IV.

[188] Die Zwischenzeit zwischen der vollendeten zweiten Ausgabe der »Physiologie« und den Vorarbeiten zu der ein paar Jahre später erschienenen »Physis« füllten nun teils verschiedene kleinere, in Zeitschriften erschienene Abhandlungen aus, so »Das Maschinenwesen im Lichte der Physiologie«, dann »Über Verhältnis zwischen Abformung, Daguerreotyp (oder Photographie) und Gemälde oder Zeichnung des Kopfes für Beurteilung der Individualität«, teils führte mir das hundertjährige Geburtsfest Goethes, welches am 28. August feierlich begangen werden sollte, mehrere umfängliche Arbeiten zu. Ein Komitee nämlich, aus Gelehrten und Künstlern bestehend, trat für diesen Zweck zusammen, von seiten des Hofs wurde die Teilnahme des Theaters zugesagt, und mir selbst fiel hierbei,[188] nächst Hofrat Schulz und Reichenbach, das Los, in einer Art von Akademie, welche am Geburtstage selbst in der Mittagsstunde sich versammeln sollte, eine Rede über den werten Mann zu halten. Außerdem hatte ich für mich eine Denkschrift für diesen Zweck gearbeitet, welche einige Zeit später zu erscheinen bestimmt war. Jene akademische Feier gab mit Ausnahme dessen, daß Hofrat Schulz seine nicht wohlpräparierte Rede plötzlich aus Mangel fortgehen der Gedanken unterbrechen mußte, einen durchaus würdigen Ausdruck. Rietschel hatte eine kolossale Feststatue im Saale der Harmonie über dem Katheder errichtet, welche in ihrer antiken natürlichen Draperie einen schönen Effekt machte. Prinz Johann und eine glänzende Versammlung waren gegenwärtig, und meine (später auch gedruckte) Rede »Goethe und seine Bedeutung für diese und die künftige Zeit«, welche Punkt zwölf Uhr in der hundertjährigen Geburtsstunde des Meisters sich eröffnete, schien einen guten und erhebenden Eindruck nicht zu verfehlen. Auch Freund Reichenbachs Andeutungen über Goethes naturwissenschaftliche Studien waren sehr erfreulich und belehrend.

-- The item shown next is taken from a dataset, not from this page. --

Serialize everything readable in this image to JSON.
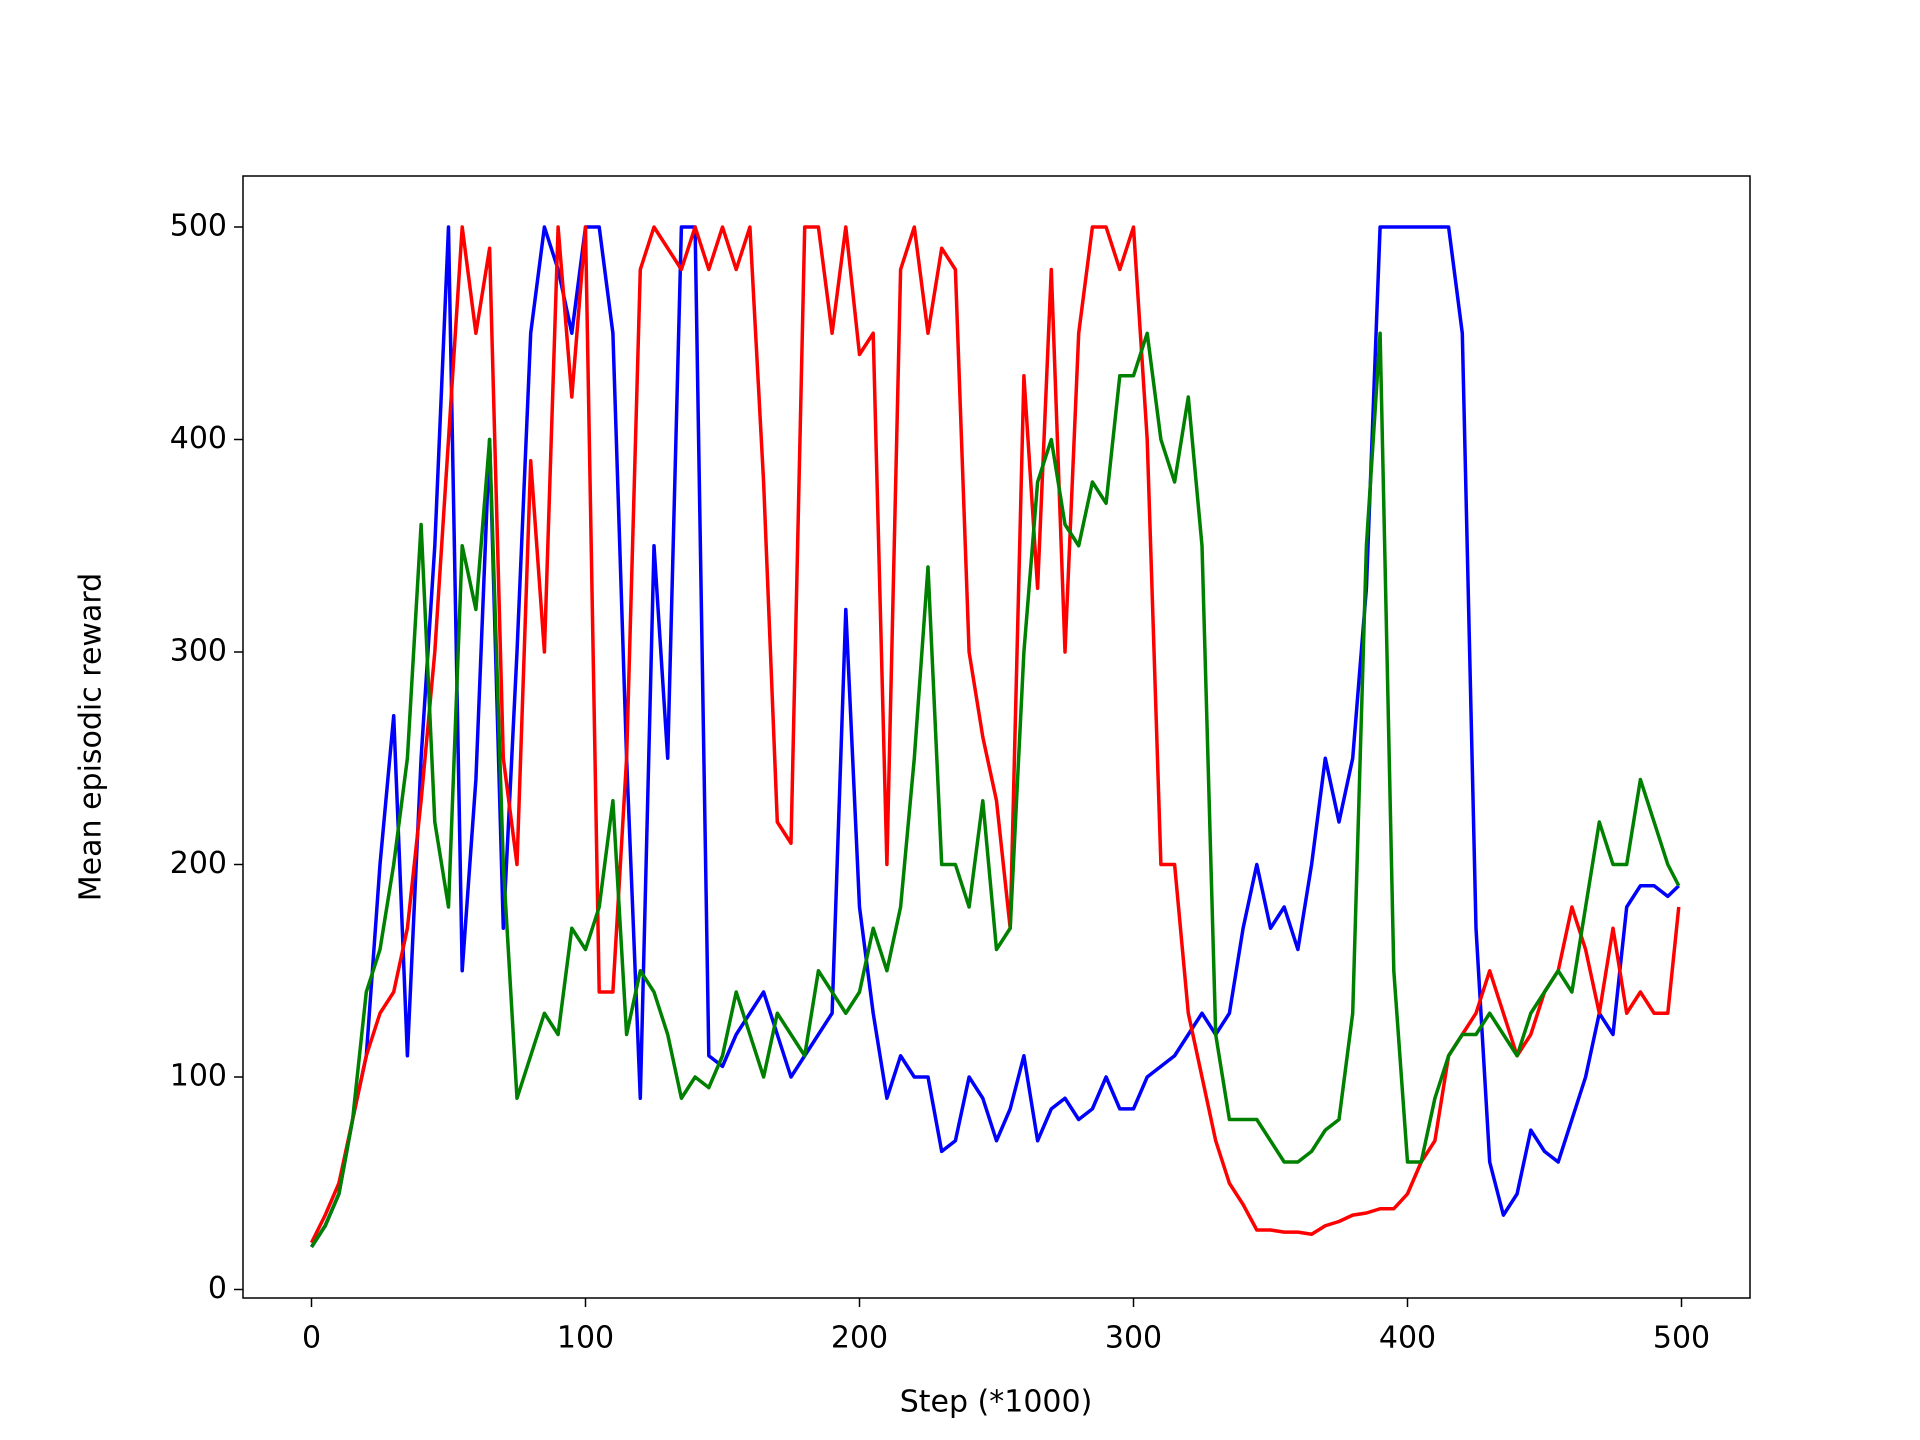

Am zweiten Tage sah man im Theater nach angemessenem Prolog eine reizende Darstellung von der »Laune der Verliebten« und dann ein Fragment des zweiten Teils vom »Faust«; der dritte Tag aber war einem heitern öffentlichen Fest im Großen Garten mit Konzert im großen Saale des dortigen Palais gewidmet, wobei die Mendelssohnsche Komposition von Goethes »Walpurgisnacht« sehr befriedigend aufgeführt wurde. Alles dies hatte durch große und allgemeine Teilnahme wirklich einen bedeutenden volkstümlichen Charakter gewonnen, und so darf ich es auf alle Fälle einen besondern Gewinn nennen, auch diese Erscheinung in die Reihe meiner Lebenserfahrungen haben eintragen zu können.[189]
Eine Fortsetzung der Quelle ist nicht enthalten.